OUR VOICE: Keeping rural towns viable
To say that small rural towns are feeling picked on would not be an understatement.
First it was the months-long selection process by the U.S. Postal Service as it painstakingly tried to determine which rural post offices should be closed.
Now there is the threatened cut of Medicare funding which has the potential to close 26 rural hospitals in South Dakota alone, about 900 nationwide.
Here’s the formula: Critical access hospitals must be at least 35 miles away from another hospital to receive Medicare funding. Critical access hospitals receive 101 percent of the cost of treating Medicare patients versus a 70 percent rate. The reason for this is so that geographically isolated hospitals have sufficient funding to stay open. So any two hospitals that are fewer than 35 miles apart face the looming possibility that one will have to be eliminated.

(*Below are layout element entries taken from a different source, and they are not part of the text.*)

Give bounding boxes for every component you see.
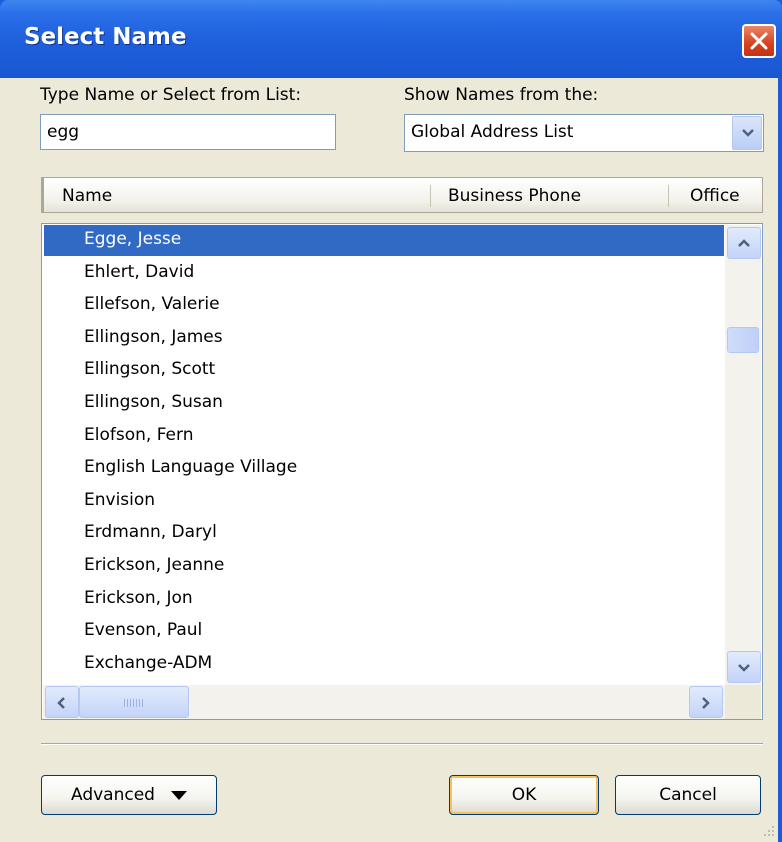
list-item[interactable]: Ehlert, David: [44, 258, 724, 289]
list-item[interactable]: English Language Village: [44, 453, 724, 484]
chevron-right-icon: [702, 697, 710, 709]
cancel-button[interactable]: Cancel: [615, 775, 761, 815]
address-list-dropdown[interactable]: Global Address List: [404, 114, 764, 152]
scroll-left-button[interactable]: [45, 686, 79, 718]
cancel-button-label: Cancel: [659, 785, 717, 805]
list-item[interactable]: Erickson, Jon: [44, 584, 724, 615]
list-item-name: Ehlert, David: [84, 261, 195, 282]
list-item-name: English Language Village: [84, 457, 298, 478]
list-item[interactable]: Ellingson, Scott: [44, 355, 724, 386]
advanced-button-label: Advanced: [71, 785, 155, 805]
column-header-office[interactable]: Office: [690, 186, 740, 206]
column-header-name[interactable]: Name: [62, 186, 112, 206]
select-name-dialog: Select Name Type Name or Select from Lis…: [0, 0, 782, 842]
vertical-scroll-thumb[interactable]: [727, 327, 759, 353]
grip-icon: [124, 699, 144, 707]
list-item-name: Erickson, Jon: [84, 587, 193, 608]
scroll-up-button[interactable]: [727, 227, 761, 259]
list-item[interactable]: Envision: [44, 486, 724, 517]
caret-down-icon: [170, 790, 187, 800]
resize-grip-icon[interactable]: [760, 822, 776, 838]
list-item-name: Ellingson, Scott: [84, 359, 216, 380]
list-item[interactable]: Ellefson, Valerie: [44, 290, 724, 321]
list-item[interactable]: Erickson, Jeanne: [44, 551, 724, 582]
list-item[interactable]: Exchange-ADM: [44, 649, 724, 680]
scrollbar-corner: [725, 685, 761, 719]
scroll-down-button[interactable]: [727, 651, 761, 683]
address-source-label: Show Names from the:: [404, 85, 599, 105]
vertical-scrollbar[interactable]: [725, 225, 761, 685]
list-item[interactable]: Ellingson, Susan: [44, 388, 724, 419]
list-item-name: Egge, Jesse: [84, 229, 182, 249]
title-bar[interactable]: Select Name: [0, 0, 782, 78]
list-item-name: Ellefson, Valerie: [84, 294, 220, 315]
list-item-name: Erdmann, Daryl: [84, 522, 217, 543]
column-header-business-phone[interactable]: Business Phone: [448, 186, 581, 206]
list-item[interactable]: Elofson, Fern: [44, 421, 724, 452]
horizontal-scrollbar[interactable]: [43, 685, 725, 719]
scroll-right-button[interactable]: [689, 686, 723, 718]
list-item-name: Envision: [84, 489, 156, 510]
chevron-down-icon: [738, 664, 750, 672]
dropdown-arrow-button[interactable]: [732, 116, 762, 150]
horizontal-scroll-thumb[interactable]: [79, 686, 189, 718]
chevron-left-icon: [57, 697, 65, 709]
search-label: Type Name or Select from List:: [40, 85, 302, 105]
list-item-name: Ellingson, Susan: [84, 392, 223, 412]
close-button[interactable]: [742, 24, 776, 58]
column-divider[interactable]: [430, 185, 431, 207]
list-item[interactable]: Erdmann, Daryl: [44, 518, 724, 549]
ok-button-label: OK: [511, 785, 537, 805]
list-item-name: Elofson, Fern: [84, 424, 194, 445]
chevron-down-icon: [742, 129, 754, 137]
search-input[interactable]: egg: [40, 114, 336, 150]
address-list-selected: Global Address List: [411, 122, 574, 142]
list-item-name: Ellingson, James: [84, 326, 223, 347]
list-header: Name Business Phone Office: [41, 177, 763, 213]
dialog-title: Select Name: [24, 24, 187, 50]
column-divider[interactable]: [668, 185, 669, 207]
names-list[interactable]: Egge, Jesse Ehlert, David Ellefson, Valeri…: [41, 223, 763, 720]
list-item[interactable]: Egge, Jesse: [44, 225, 724, 256]
list-item[interactable]: Evenson, Paul: [44, 616, 724, 647]
chevron-up-icon: [738, 239, 750, 247]
list-item-name: Evenson, Paul: [84, 620, 203, 641]
list-item-name: Exchange-ADM: [84, 652, 213, 673]
advanced-button[interactable]: Advanced: [41, 775, 217, 815]
close-icon: [750, 32, 768, 50]
list-item[interactable]: Ellingson, James: [44, 323, 724, 354]
ok-button[interactable]: OK: [449, 775, 599, 815]
list-item-name: Erickson, Jeanne: [84, 555, 225, 575]
separator-line: [41, 743, 763, 745]
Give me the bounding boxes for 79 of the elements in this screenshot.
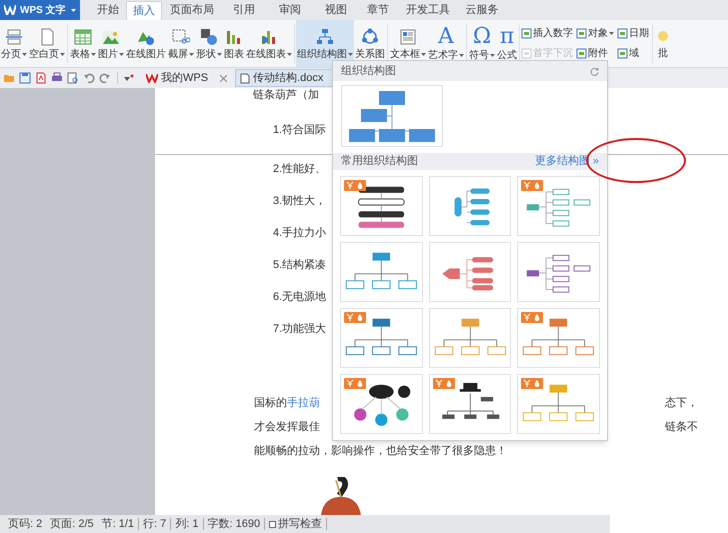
print-button[interactable] xyxy=(51,72,63,84)
logo-icon xyxy=(146,73,158,83)
logo-icon xyxy=(4,5,16,15)
status-text: 行: 7 xyxy=(142,516,168,532)
status-text: 字数: 1690 xyxy=(206,516,262,532)
ribbon-button[interactable]: 在线图表 xyxy=(245,20,293,67)
paragraph-text: 链条不 xyxy=(665,420,698,435)
ribbon-button[interactable]: 形状 xyxy=(195,20,223,67)
paragraph-text: 态下， xyxy=(665,396,698,411)
ribbon-button[interactable]: 图表 xyxy=(223,20,245,67)
ribbon-button[interactable]: 空白页 xyxy=(28,20,66,67)
spell-check-toggle[interactable]: 拼写检查 xyxy=(265,516,326,532)
redo-button[interactable] xyxy=(99,72,111,84)
ribbon-button[interactable]: 在线图片 xyxy=(125,20,167,67)
symbol-icon: Ω xyxy=(472,26,492,46)
menu-tab[interactable]: 引用 xyxy=(222,1,266,20)
document-icon xyxy=(240,72,250,84)
circle-nodes-icon xyxy=(361,28,379,46)
menu-tab[interactable]: 审阅 xyxy=(266,1,314,20)
shapes-icon xyxy=(200,28,218,46)
ribbon-button[interactable]: Ω 符号 xyxy=(468,20,496,67)
status-text: 节: 1/1 xyxy=(100,516,136,532)
ribbon-small-button[interactable]: 对象 xyxy=(576,26,614,42)
save-button[interactable] xyxy=(19,72,31,84)
status-text: 页码: 2 xyxy=(7,516,44,532)
ribbon-button[interactable]: 表格 xyxy=(69,20,97,67)
document-icon xyxy=(617,28,628,40)
menu-tab[interactable]: 开始 xyxy=(90,1,126,20)
close-button[interactable] xyxy=(220,74,228,82)
refresh-button[interactable] xyxy=(590,66,599,76)
list-item: 2.性能好、 xyxy=(273,162,326,177)
menu-tab[interactable]: 章节 xyxy=(358,1,398,20)
ribbon-button[interactable]: 图片 xyxy=(97,20,125,67)
section-title: 常用组织结构图 xyxy=(341,154,418,170)
document-icon xyxy=(617,48,628,59)
table-icon xyxy=(74,28,92,46)
ribbon-button[interactable]: A 艺术字 xyxy=(427,20,465,67)
list-item: 3.韧性大， xyxy=(273,194,326,209)
ribbon-button[interactable]: 截屏 xyxy=(167,20,195,67)
menu-tab[interactable]: 云服务 xyxy=(458,1,506,20)
pdf-button[interactable] xyxy=(35,72,47,84)
undo-button[interactable] xyxy=(83,72,95,84)
org-chart-icon xyxy=(316,28,334,46)
screenshot-icon xyxy=(172,28,190,46)
ribbon-button[interactable]: π 公式 xyxy=(496,20,518,67)
list-item: 5.结构紧凑 xyxy=(273,258,326,273)
text-link[interactable]: 手拉葫 xyxy=(287,394,320,411)
menu-tab[interactable]: 页面布局 xyxy=(162,1,222,20)
ribbon-button[interactable]: 批 xyxy=(656,20,670,67)
paragraph-text: 能顺畅的拉动，影响操作，也给安全带了很多隐患！ xyxy=(254,444,507,459)
page-break-icon xyxy=(5,28,23,46)
list-item: 6.无电源地 xyxy=(273,290,326,305)
symbol-icon: π xyxy=(500,26,514,46)
document-icon xyxy=(576,28,587,40)
menu-tab[interactable]: 插入 xyxy=(126,1,162,20)
ribbon-button[interactable]: 分页 xyxy=(0,20,28,67)
customize-button[interactable] xyxy=(124,74,134,82)
status-text: 页面: 2/5 xyxy=(49,516,95,532)
document-icon xyxy=(521,28,532,40)
paragraph-text: 国标的 xyxy=(254,396,287,411)
symbol-icon: A xyxy=(438,26,454,46)
app-menu-button[interactable]: WPS 文字 xyxy=(0,0,80,20)
paragraph-text: 才会发挥最佳 xyxy=(254,420,320,435)
menu-tab[interactable]: 开发工具 xyxy=(398,1,458,20)
ribbon-small-button[interactable]: 域 xyxy=(617,46,649,61)
status-text: 列: 1 xyxy=(174,516,200,532)
print-preview-button[interactable] xyxy=(67,72,79,84)
text-box-icon xyxy=(399,28,417,46)
folder-button[interactable] xyxy=(3,72,15,84)
ribbon-small-button[interactable]: 日期 xyxy=(617,26,649,42)
document-text: 链条葫芦（加 xyxy=(253,88,319,102)
caret-icon xyxy=(71,8,76,12)
menu-tab[interactable]: 视图 xyxy=(314,1,358,20)
list-item: 4.手拉力小 xyxy=(273,226,326,241)
list-item: 1.符合国际 xyxy=(273,123,326,138)
document-tab[interactable]: 我的WPS xyxy=(142,69,212,87)
ribbon-small-button[interactable]: 插入数字 xyxy=(521,26,573,42)
list-item: 7.功能强大 xyxy=(273,322,326,337)
template-thumbnail[interactable] xyxy=(341,85,443,147)
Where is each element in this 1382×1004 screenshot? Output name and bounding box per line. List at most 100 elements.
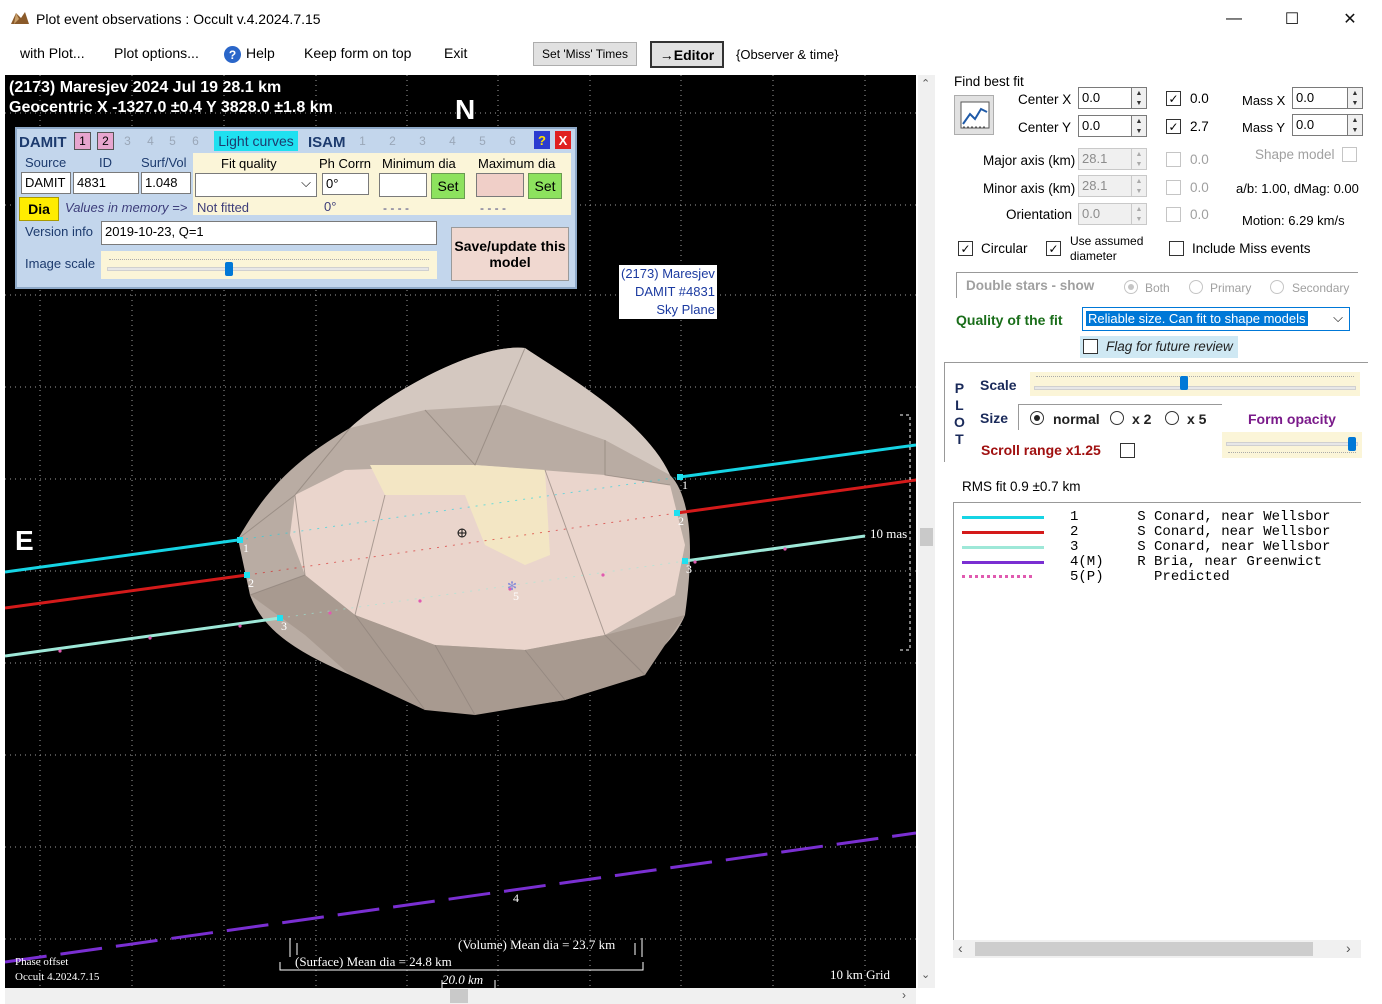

It’s obvious that many of our small communities are simply circling the drain – businesses have closed, the young and educated have moved to urban areas to seek their fortune and now, the basic amenities upon which the remaining residents rely, are being severely curtailed.
It is unfortunate that the demographic of our rural towns is made up of the elderly and low-income residents who do not have the physical or financial ability to travel long distances for postal services, medical care and even church services. Even so, these are our neighbors and should not be marginalized.
Maria Kefalas, author of “Hollowing Out the Middle: The Rural Brain Drain and What It Means for America,” posits that rural schools do a brilliant job of developing academically and physically strong students, educated by teachers who develop solid and long-lasting relationships with their students.
Small towns have been enormously successful in producing confident young men and women who are encouraged to leave home and seek their fortunes elsewhere, resulting in a form of “community suicide.”
But there is another movement afoot, one in which those same students eventually want to come back to a safer, simpler place to raise and educate their own children. They leave for economic reasons and return for emotional ones. And when they return, what will they find? A deserted main street, co-opted schools and lack of services and amenities. In fact, in many rural towns the only remaining active business is the local tavern.
As with small-school teachers, the family physician is also a member of the community who has the time and knowledge to provide intimate family care, who can develop a long-term relationship with his patients.
It is without question that a health care facility is an economic engine in any community, particularly small ones.
Closing rural hospitals seems to be a step backward. We are being beaten over the head with reminders that the Baby Boomer generation comprises the greatest percentage of our population and yet we plan to “underserve” this majority by making health care more difficult to access.
This is more than a matter of simple economics. We must be far-sighted in this decision. We have to see beyond the next two or three years, see where society is headed. Are ghost towns on the prairie the future we want?